Она лихорадочными движениями порылась в папках, вытащила оттуда чистый лист бумаги и положила перед ним.
– Пиши, Бобров, заявление на имя торгового атташе. Пиши на русском языке, что ты выполнил предписанные командировкой служебные обязанности и просишь вернуть тебя на родину, в Союз. Слово «Родину» напиши с большой буквы. Можешь приписать, что хочешь вернуться по политическим или даже по моральным мотивам, что не можешь жить без леса, без полянки…можешь даже приписать, что у тебя в деревне скоро состоится свадьба и гармонист заждался. Они твоё заявление, Бобров, окантуют в золотую рамку, положат под стекло и будут показывать всем пионерам на свете. Потому что, со времён наполеоновских войн с Россией это – первый случай. Но когда ты будешь очень старый, не вздумай об этой истории рассказывать своим внукам. Я боюсь, что они тебя возненавидят. Все знают, что такие места устраиваются только по дикому блату. Да здесь все, начиная с посла, по блату! Бобров, а может быть, ты – дурак?
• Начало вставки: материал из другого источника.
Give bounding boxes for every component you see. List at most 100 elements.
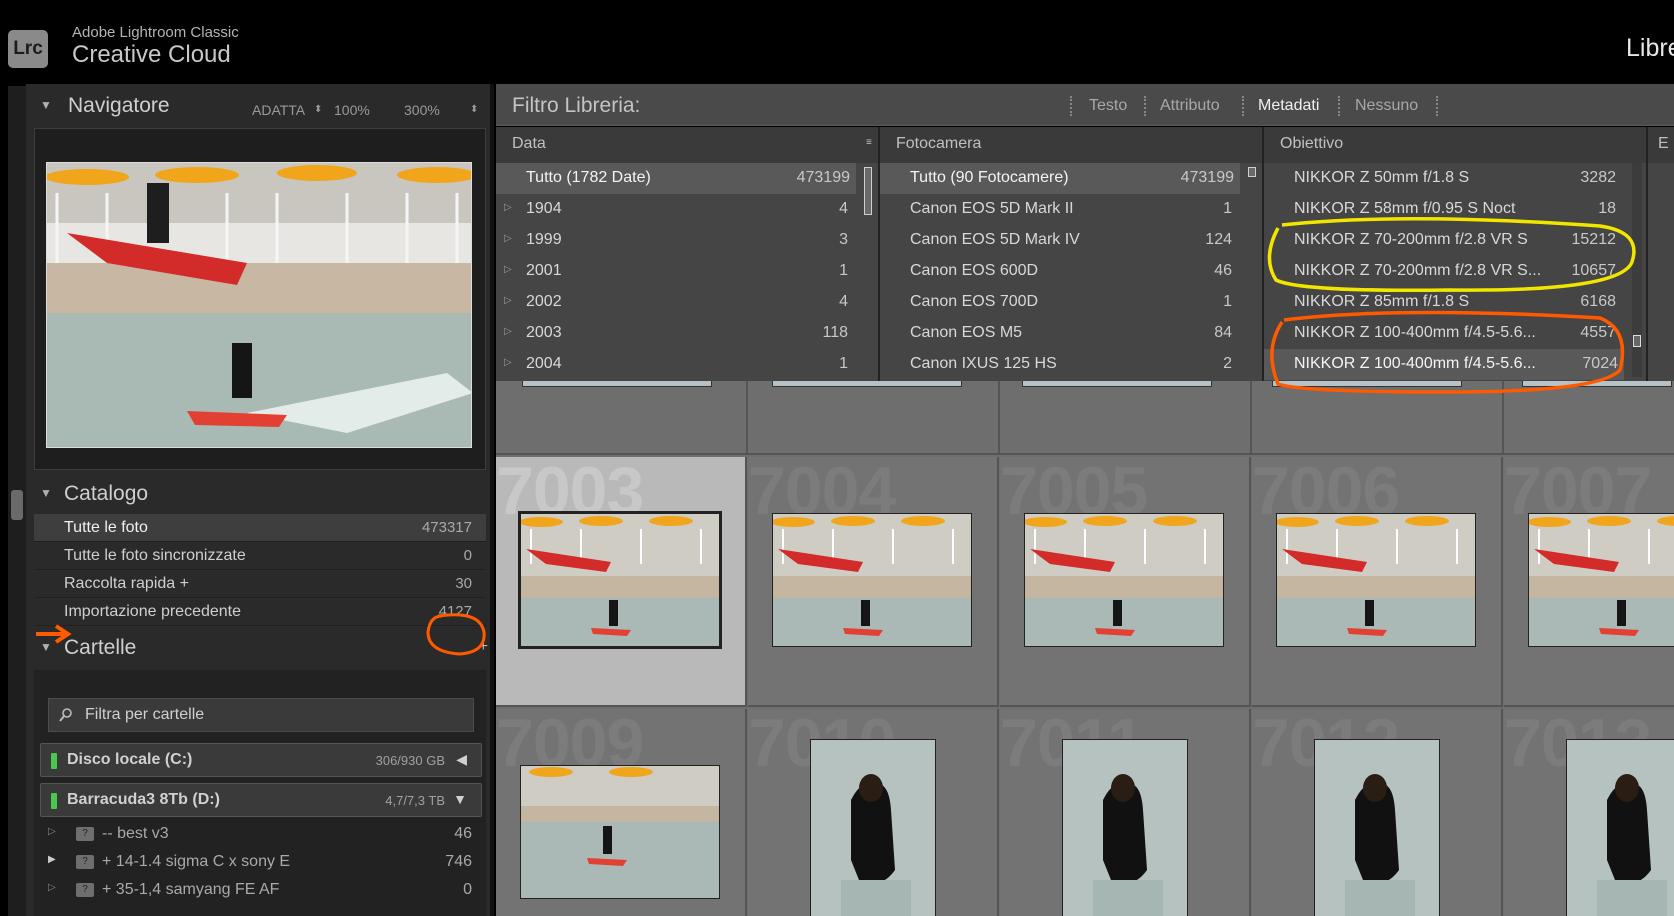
filter-tab-none[interactable]: Nessuno bbox=[1355, 97, 1418, 115]
photo-thumbnail[interactable] bbox=[1276, 513, 1476, 647]
photo-thumbnail[interactable] bbox=[1566, 739, 1674, 916]
lens-row-selected[interactable]: NIKKOR Z 100-400mm f/4.5-5.6... 7024 bbox=[1264, 349, 1624, 380]
folder-item[interactable]: ▷? + 35-1,4 samyang FE AF 0 bbox=[40, 876, 482, 904]
photo-thumbnail[interactable] bbox=[772, 513, 972, 647]
disclosure-triangle-icon[interactable]: ▷ bbox=[504, 233, 512, 244]
column-header-next[interactable]: E bbox=[1648, 127, 1674, 163]
collapse-triangle-icon[interactable]: ▼ bbox=[40, 640, 52, 654]
camera-row[interactable]: Canon EOS 700D 1 bbox=[880, 287, 1262, 318]
photo-thumbnail[interactable] bbox=[1062, 739, 1188, 916]
lens-row[interactable]: NIKKOR Z 85mm f/1.8 S 6168 bbox=[1264, 287, 1646, 318]
column-header-lens[interactable]: Obiettivo bbox=[1264, 127, 1648, 163]
row-count: 1 bbox=[1223, 200, 1232, 217]
catalog-item-previous-import[interactable]: Importazione precedente 4127 bbox=[34, 598, 486, 626]
grid-cell[interactable]: 7010 bbox=[748, 709, 999, 916]
photo-thumbnail[interactable] bbox=[518, 511, 722, 649]
photo-grid: 70037004700570067007 70097010701170127013 bbox=[496, 381, 1674, 916]
zoom-menu-arrows-icon[interactable]: ⬍ bbox=[470, 104, 478, 115]
date-row-all[interactable]: Tutto (1782 Date) 473199 bbox=[496, 163, 856, 194]
grid-cell[interactable]: 7007 bbox=[1504, 457, 1674, 707]
navigator-preview-image[interactable] bbox=[46, 162, 472, 448]
photo-thumbnail[interactable] bbox=[1314, 739, 1440, 916]
zoom-300-option[interactable]: 300% bbox=[404, 102, 440, 118]
up-down-arrows-icon[interactable]: ⬍ bbox=[314, 104, 322, 115]
column-header-camera[interactable]: Fotocamera bbox=[880, 127, 1264, 163]
column-menu-icon[interactable]: ≡ bbox=[866, 137, 872, 148]
grid-cell[interactable]: 7004 bbox=[748, 457, 999, 707]
grid-cell[interactable]: 7005 bbox=[1000, 457, 1251, 707]
camera-row[interactable]: Canon EOS 5D Mark II 1 bbox=[880, 194, 1262, 225]
collapse-left-icon[interactable]: ◀ bbox=[456, 751, 467, 768]
column-header-date[interactable]: Data ≡ bbox=[496, 127, 880, 163]
disclosure-triangle-icon[interactable]: ▶ bbox=[48, 854, 56, 865]
volume-disco-locale[interactable]: Disco locale (C:) 306/930 GB ◀ bbox=[40, 743, 482, 777]
row-count: 4557 bbox=[1580, 324, 1616, 341]
grid-cell[interactable]: 7012 bbox=[1252, 709, 1503, 916]
expand-down-icon[interactable]: ▼ bbox=[453, 791, 467, 807]
folder-count: 746 bbox=[445, 853, 472, 870]
grid-cell[interactable]: 7003 bbox=[496, 457, 747, 707]
camera-row[interactable]: Canon EOS 600D 46 bbox=[880, 256, 1262, 287]
camera-column-scrollbar[interactable] bbox=[1248, 167, 1256, 177]
folder-filter-placeholder: Filtra per cartelle bbox=[85, 706, 205, 723]
disclosure-triangle-icon[interactable]: ▷ bbox=[504, 295, 512, 306]
filter-tab-text[interactable]: Testo bbox=[1089, 97, 1127, 115]
photo-thumbnail[interactable] bbox=[810, 739, 936, 916]
date-row[interactable]: ▷ 1999 3 bbox=[496, 225, 878, 256]
date-row[interactable]: ▷ 2004 1 bbox=[496, 349, 878, 380]
filter-tab-metadata[interactable]: Metadati bbox=[1258, 97, 1319, 115]
catalog-item-all-photos[interactable]: Tutte le foto 473317 bbox=[34, 514, 486, 542]
catalog-item-synced[interactable]: Tutte le foto sincronizzate 0 bbox=[34, 542, 486, 570]
filter-tab-attribute[interactable]: Attributo bbox=[1160, 97, 1220, 115]
grid-cell[interactable]: 7009 bbox=[496, 709, 747, 916]
photo-thumbnail[interactable] bbox=[520, 765, 720, 899]
navigator-header[interactable]: ▼ Navigatore ADATTA ⬍ 100% 300% ⬍ bbox=[26, 88, 494, 126]
disclosure-triangle-icon[interactable]: ▷ bbox=[48, 882, 56, 893]
date-row[interactable]: ▷ 2003 118 bbox=[496, 318, 878, 349]
collapse-triangle-icon[interactable]: ▼ bbox=[40, 98, 52, 112]
collapse-triangle-icon[interactable]: ▼ bbox=[40, 486, 52, 500]
disclosure-triangle-icon[interactable]: ▷ bbox=[504, 202, 512, 213]
zoom-100-option[interactable]: 100% bbox=[334, 102, 370, 118]
date-row[interactable]: ▷ 2002 4 bbox=[496, 287, 878, 318]
folders-header[interactable]: ▼ Cartelle + bbox=[26, 630, 494, 668]
lens-column-scrollbar[interactable] bbox=[1632, 163, 1642, 377]
disclosure-triangle-icon[interactable]: ▷ bbox=[504, 264, 512, 275]
disclosure-triangle-icon[interactable]: ▷ bbox=[504, 357, 512, 368]
volume-barracuda[interactable]: Barracuda3 8Tb (D:) 4,7/7,3 TB ▼ bbox=[40, 783, 482, 817]
camera-row-all[interactable]: Tutto (90 Fotocamere) 473199 bbox=[880, 163, 1240, 194]
grid-cell[interactable]: 7006 bbox=[1252, 457, 1503, 707]
folder-item[interactable]: ▶? + 14-1.4 sigma C x sony E 746 bbox=[40, 848, 482, 876]
module-library-link[interactable]: Libreria bbox=[1626, 34, 1674, 63]
date-column-scrollbar[interactable] bbox=[864, 167, 872, 215]
row-label: NIKKOR Z 50mm f/1.8 S bbox=[1294, 169, 1470, 186]
lens-row[interactable]: NIKKOR Z 50mm f/1.8 S 3282 bbox=[1264, 163, 1646, 194]
disclosure-triangle-icon[interactable]: ▷ bbox=[504, 326, 512, 337]
disclosure-triangle-icon[interactable]: ▷ bbox=[48, 826, 56, 837]
grid-cell[interactable]: 7013 bbox=[1504, 709, 1674, 916]
zoom-fit-option[interactable]: ADATTA bbox=[252, 102, 305, 118]
date-row[interactable]: ▷ 1904 4 bbox=[496, 194, 878, 225]
lens-row[interactable]: NIKKOR Z 70-200mm f/2.8 VR S... 10657 bbox=[1264, 256, 1646, 287]
camera-row[interactable]: Canon EOS M5 84 bbox=[880, 318, 1262, 349]
left-panel-collapse-strip[interactable] bbox=[8, 86, 26, 916]
grid-cell[interactable]: 7011 bbox=[1000, 709, 1251, 916]
row-label: Canon EOS 5D Mark II bbox=[910, 200, 1074, 217]
photo-thumbnail[interactable] bbox=[1024, 513, 1224, 647]
panel-handle[interactable] bbox=[11, 490, 23, 520]
catalog-item-quick-collection[interactable]: Raccolta rapida + 30 bbox=[34, 570, 486, 598]
date-row[interactable]: ▷ 2001 1 bbox=[496, 256, 878, 287]
lens-row[interactable]: NIKKOR Z 70-200mm f/2.8 VR S 15212 bbox=[1264, 225, 1646, 256]
catalog-header[interactable]: ▼ Catalogo bbox=[26, 476, 494, 514]
plus-icon[interactable]: + bbox=[479, 638, 488, 656]
lens-row[interactable]: NIKKOR Z 100-400mm f/4.5-5.6... 4557 bbox=[1264, 318, 1646, 349]
folder-item[interactable]: ▷? -- best v3 46 bbox=[40, 820, 482, 848]
camera-row[interactable]: Canon IXUS 125 HS 2 bbox=[880, 349, 1262, 380]
folder-filter-input[interactable]: Filtra per cartelle bbox=[48, 698, 474, 732]
lens-row[interactable]: NIKKOR Z 58mm f/0.95 S Noct 18 bbox=[1264, 194, 1646, 225]
row-count: 124 bbox=[1205, 231, 1232, 248]
scroll-thumb[interactable] bbox=[1633, 335, 1641, 347]
photo-thumbnail[interactable] bbox=[1528, 513, 1674, 647]
catalog-item-count: 473317 bbox=[421, 519, 472, 536]
camera-row[interactable]: Canon EOS 5D Mark IV 124 bbox=[880, 225, 1262, 256]
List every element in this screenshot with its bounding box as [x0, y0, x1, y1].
Начитался Достоевского? Или нет,…я поняла, ты – идеологический романтик! Здравствуйте, товарищ Чернышевский! Добро пожаловать! А хочешь, я тебе скажу, кто ты на самом деле! Хочешь? Слушай внимательно, больше тебе это никто не скажет. Ты – карьерист, Бобров! Это внешне ты стараешься сохранить лицо порядочного человека, а разве ты не знал, что получил единственное место на факультете на распределительной комиссии? Не знал? Знал! Да ты обставил сынков министров, банкиров, племянников секретарей ЦК! Ты не хочешь обманывать свою Машу, а пользуешься мной, Бобров! Маше ты пишешь письма о любви, а мне читаешь моральный кодекс строителя коммунизма. Что ж ты ей не читаешь лекций? Что ж ты не пишешь заявление? Вернёшься к своим пьяным мужичкам, к толстым бабкам в телогрейках, поработаешь на какой-нибудь овощной базе товароведом. А лет через десять тебя назначат директором, и знаешь, как тебя будут называть? Константиныч! Потом тебя, Константиныч, посадят. Знаешь за что? За то, что ты кому-то отпустил мешок картошки без накладной. Процесс будет открытый, но тебя возьмут на поруки и, в конце – концов, ты исправишься. Тебя даже повесят, может быть, на доску почёта…вот такие дела, Константиныч! Ну, как тебе такая перспектива? Молчишь?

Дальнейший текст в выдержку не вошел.